東京電力福島第一原発(福島県大熊町、双葉町)で発生が続く高濃度の放射性物質を含む汚染水は、処理や貯蔵の過程で汚染廃棄物を生み出している。本紙取材班は2日、原発構内に入り、その保管現場を回った。東電や政府は2023年春にも、汚染水を浄化処理した後の水を海洋放出する計画だが、大量の放射性廃棄物の後始末は先送りされたままだ。(小野沢健太)
◆濃縮廃液「正直に言って具体策はない」
「どうやって処分していくか、正直に言って具体策はない」。1~4号機西側にある広大なタンクエリアの一角で、東電の広報担当者は苦しそうな表情で言った。眼前に、コンクリートの壁に囲まれた屋根付きの小屋。壁のすき間から横長の水色のタンクが見えた。持参の線量計はタンクエリアで毎時0・5マイクロシーベルト前後を示していたが、小屋近くで同4マイクロシーベルトにはね上がった。
厚さ20センチほどのコンクリート越しに強烈な放射線を放っているタンクの中身は、事故直後に発生した「濃縮廃液」。津波の影響で塩分を含んだ高濃度汚染水を淡水化し、原子炉の冷却に再利用する過程で出た廃液の沈殿物だ。

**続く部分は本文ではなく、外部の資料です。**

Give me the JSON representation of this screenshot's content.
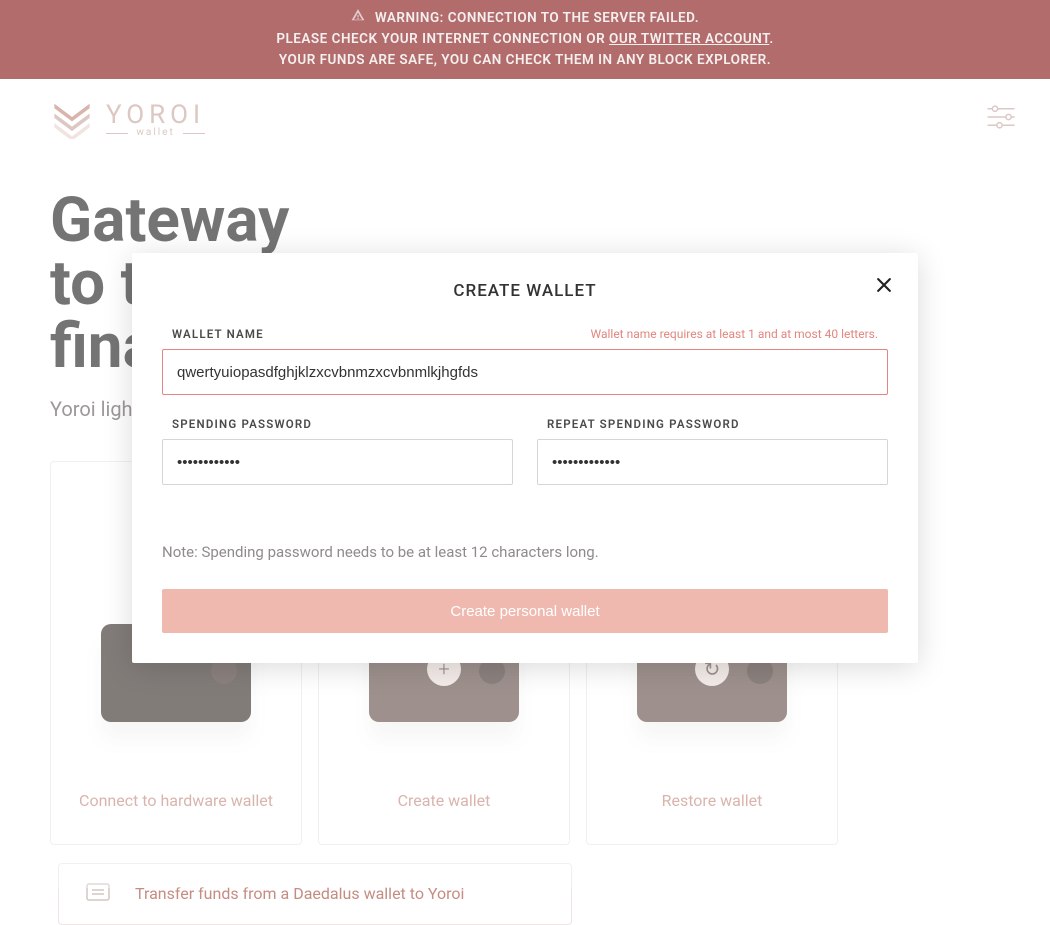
{
  "banner": {
    "line1": "WARNING: CONNECTION TO THE SERVER FAILED.",
    "line2_prefix": "PLEASE CHECK YOUR INTERNET CONNECTION OR ",
    "line2_link": "OUR TWITTER ACCOUNT",
    "line2_suffix": ".",
    "line3": "YOUR FUNDS ARE SAFE, YOU CAN CHECK THEM IN ANY BLOCK EXPLORER."
  },
  "brand": {
    "wordmark": "YOROI",
    "subline": "wallet"
  },
  "hero": {
    "title_line1": "Gateway",
    "title_line2": "to the",
    "title_line3": "financial world",
    "subtitle": "Yoroi light wallet for Cardano assets"
  },
  "cards": {
    "connect": "Connect to hardware wallet",
    "create": "Create wallet",
    "restore": "Restore wallet",
    "transfer": "Transfer funds from a Daedalus wallet to Yoroi"
  },
  "modal": {
    "title": "CREATE WALLET",
    "wallet_name_label": "WALLET NAME",
    "wallet_name_value": "qwertyuiopasdfghjklzxcvbnmzxcvbnmlkjhgfds",
    "wallet_name_error": "Wallet name requires at least 1 and at most 40 letters.",
    "spending_pwd_label": "SPENDING PASSWORD",
    "spending_pwd_value": "••••••••••••",
    "repeat_pwd_label": "REPEAT SPENDING PASSWORD",
    "repeat_pwd_value": "•••••••••••••",
    "note": "Note: Spending password needs to be at least 12 characters long.",
    "submit": "Create personal wallet"
  },
  "icons": {
    "warning": "warning-triangle-icon",
    "settings": "sliders-icon",
    "close": "close-icon",
    "logo": "yoroi-logo-icon",
    "transfer": "transfer-icon"
  },
  "colors": {
    "banner_bg": "#8b1e1e",
    "accent": "#c58d82",
    "error": "#e2867f",
    "button": "#f0b9b0"
  }
}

泥状で処理が難しい上、高線量で近づけない。20年1月に福島県が現地確認した際には、壁の内側で最大毎時800マイクロシーベルトあった。その場に1時間20分もいれば、一般人の年間被ばく限度に達するレベルだ。
泥状の廃液が200立方メートル、その上澄み水が9000トン。汚染水処理が安定し、これ以上は増えない。東電は23年度から試験的な処理を始める計画だが、手法の検証すら始まっていない。
◆「手をつけられない」貯水池の汚染プラスチック
小屋の北側に、土俵のように盛り上がった更地がある。13年に汚染水の漏えい事故を起こした地下貯水池が埋まっている場所だ。
当時、汚染水の貯蔵は綱渡りだった。追い込まれた東電は、電線の真下でタンクが造れない場所に穴を掘って遮水シートをかぶせ、主に放射性ストロンチウムが残る汚染水計約2万4000トンを入れた。しかし、地中に漏れて使えなくなった。
汚染水の抜き取りは終わったが、池の中に補強材として入れたプラスチック部材が激しく汚染されて残る。池の上に立つと、線量計の表示はあっという間に毎時3マイクロシーベルトに。広報担当者は「浄化処理した水を入れていれば撤去もできたと思うが、汚染水を入れてしまったのでなかなか手をつけられない」と声を落とした。
◆たまり続ける廃棄物も
海洋放出が計画されている処理水は、多核種除去設備(ALPS)で浄化した水だ。その処理過程でも泥状の廃棄物が発生し、HICと呼ばれるポリエチレン製の容器(直径1・5メートル、高さ1・8メートル、厚さ約1センチ)に入れて保管している。
敷地南側の保管場所では、コンクリート壁の内側にHICの上部が見えた。高線量汚泥が入ったHICは一部が既に耐用年数を超え、22年度末にその数が87基になる。劣化によって破れる恐れがあり、新しい容器への移し替えを迫られている。だが作業時の被ばく防護策を整えるのに時間がかかり、汚染が激しい容器の入れ替えは2月22日に始まったばかりだ。
処理水の海洋放出が始まれば、約1000基ある保管タンクは徐々に減る。ただ汚染水の発生をゼロにする計画はなく、浄化処理は続く。その間、処理で出る廃棄物はたまり続けるため、長期的な管理方法の検討を先送りすることは許されない。